Fakirlikten korkmak!

23/12/2021 Perşembe Köşe yazarı O.Ü

"Yeryüzündeki her canlının rızkını, Allahü teâlâ, elbette gönderir."

 

 

Sual: Fakirlikten korkmanın, uğursuzluğa inanmanın dinimizdeki yeri nedir?

Cevap: Konu ile alakalı olarak İmâm-ı Gazâlî hazretleri Kimyâ-i se'âdet kitabında buyuruyor ki:

“Fakirlikten korkmak, uğursuzluğa inanmak şeytandandır. Nitekim, sûre-i Bakaradaki 268. âyet-i kerimede meâlen;

(Şeytan, muhtaç hâle düşeceğinizi, size söz veriyor) buyuruldu.

Allahü teâlânın merhametine güvenmek, yüksek marifettir. Ummadık yerlerden, düşünmedik sebeplerle, bol rızık gönderdiği her zaman görülmektedir. Fakat, gizli sebeplere de güvenmemeli, sebepleri yaratana sığınmalıdır...

Vaktiyle tevekkül eden birisi, bir mescidde ibadet ederdi. Mescidin imamı, buna;

-Fakirsin, bir iş tutsan iyi olur dedi. Bu da;

-Bir Yahudi komşum, her gün bana lazım olan şeyleri gönderiyor deyince, imam;

-Öyle ise, sen işini sağlama bağlamışsın, çalışmazsan zararı yok dedi. Bu da, imama;

-Öyle ise, sen de, herkese imam olmaktan vazgeç ki, Yahudi'nin sözünü, Allahü teâlânın sözünden üstün tutan, imam olmaya layık değildir dedi.
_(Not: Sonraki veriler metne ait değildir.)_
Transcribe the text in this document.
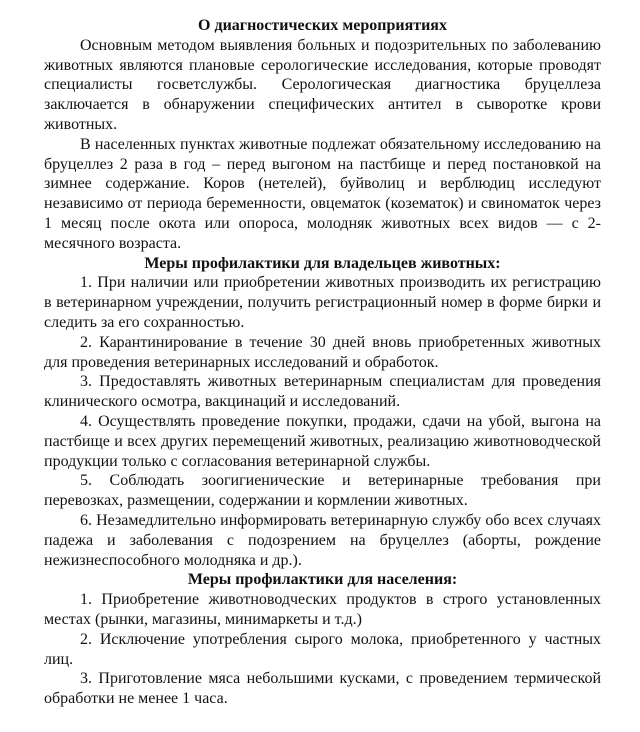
О диагностических мероприятиях

Основным методом выявления больных и подозрительных по заболеванию животных являются плановые серологические исследования, которые проводят специалисты госветслужбы. Серологическая диагностика бруцеллеза заключается в обнаружении специфических антител в сыворотке крови животных.

В населенных пунктах животные подлежат обязательному исследованию на бруцеллез 2 раза в год – перед выгоном на пастбище и перед постановкой на зимнее содержание. Коров (нетелей), буйволиц и верблюдиц исследуют независимо от периода беременности, овцематок (козематок) и свиноматок через 1 месяц после окота или опороса, молодняк животных всех видов — с 2-месячного возраста.

Меры профилактики для владельцев животных:

1. При наличии или приобретении животных производить их регистрацию в ветеринарном учреждении, получить регистрационный номер в форме бирки и следить за его сохранностью.

2. Карантинирование в течение 30 дней вновь приобретенных животных для проведения ветеринарных исследований и обработок.

3. Предоставлять животных ветеринарным специалистам для проведения клинического осмотра, вакцинаций и исследований.

4. Осуществлять проведение покупки, продажи, сдачи на убой, выгона на пастбище и всех других перемещений животных, реализацию животноводческой продукции только с согласования ветеринарной службы.

5. Соблюдать зоогигиенические и ветеринарные требования при перевозках, размещении, содержании и кормлении животных.

6. Незамедлительно информировать ветеринарную службу обо всех случаях падежа и заболевания с подозрением на бруцеллез (аборты, рождение нежизнеспособного молодняка и др.).

Меры профилактики для населения:

1. Приобретение животноводческих продуктов в строго установленных местах (рынки, магазины, минимаркеты и т.д.)

2. Исключение употребления сырого молока, приобретенного у частных лиц.

3. Приготовление мяса небольшими кусками, с проведением термической обработки не менее 1 часа.
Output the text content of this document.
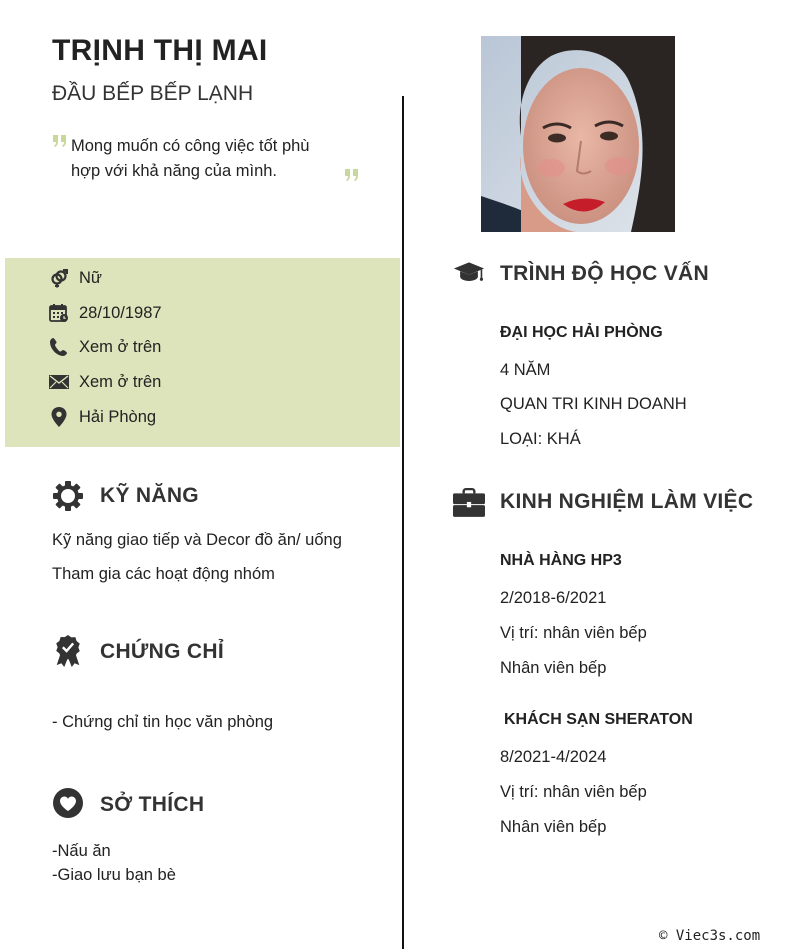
TRỊNH THỊ MAI
ĐẦU BẾP BẾP LẠNH
Mong muốn có công việc tốt phù hợp với khả năng của mình.
Nữ
28/10/1987
Xem ở trên
Xem ở trên
Hải Phòng
KỸ NĂNG
Kỹ năng giao tiếp và Decor đồ ăn/ uống
Tham gia các hoạt động nhóm
CHỨNG CHỈ
- Chứng chỉ tin học văn phòng
SỞ THÍCH
-Nấu ăn
-Giao lưu bạn bè
TRÌNH ĐỘ HỌC VẤN
ĐẠI HỌC HẢI PHÒNG
4 NĂM
QUAN TRI KINH DOANH
LOẠI: KHÁ
KINH NGHIỆM LÀM VIỆC
NHÀ HÀNG HP3
2/2018-6/2021
Vị trí: nhân viên bếp
Nhân viên bếp
KHÁCH SẠN SHERATON
8/2021-4/2024
Vị trí: nhân viên bếp
Nhân viên bếp
© Viec3s.com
Başka bir mescid imamı da, cemaatten birine;

-Nereden geçiniyorsun? dedi, o da;

-Dur! Önce senin arkanda kıldığım namazı yeniden kılayım dedi. Yani senin, Allahü teâlânın rızık göndereceğine inancın yok. Namazın kabul olmaz, demek istedi.

Böyle, tam tevekkül edenler, her zaman, hiç ummadıkları yerlerden rızıklanmış, sûre-i Hûddaki 6. âyet-i kerimenin;

(Yeryüzündeki her canlının rızkını, Allahü teâlâ, elbette gönderir) meâline imanı kuvvetlenmişlerdir.

Ebû Ya'kûb-i Basrî hazretleri şöyle anlatır:

“Mekke-i mükerremede on gün aç kaldım. Dayanamaz bir hâle geldim. Sokağa atılmış bir şalgam gördüm. Almak istedim. İçimden, sanki bir ses: On gün sabrettin de, şimdi çürümüş bir şalgamı mı yiyeceksin? dedi. Almadım. Mescid-i harâma girip oturdum. Biri gelip, önüme, yağda yeni kızarmış ekmek, şeker ve badem koydu ve;

-Denizde idim, fırtına çıktı. Kurtulursam, ilk gördüğüm fakire, bunları vermeyi adadım dedi. Her birinden bir avuç aldım. Artanı, sana hediyem olsun dedim.

Demek ki; Allahü teâlâ, bana rızık göndermek için, denizde fırtına çıkardı. Bu kimseyi kurtarıp, adak ile bana gönderdi diyerek şükrettim. Sokakta rızık aradığıma pişmân oldum.”

İmanı kuvvetlendirmek için, böyle olayları, hadiseleri okumak lazımdır.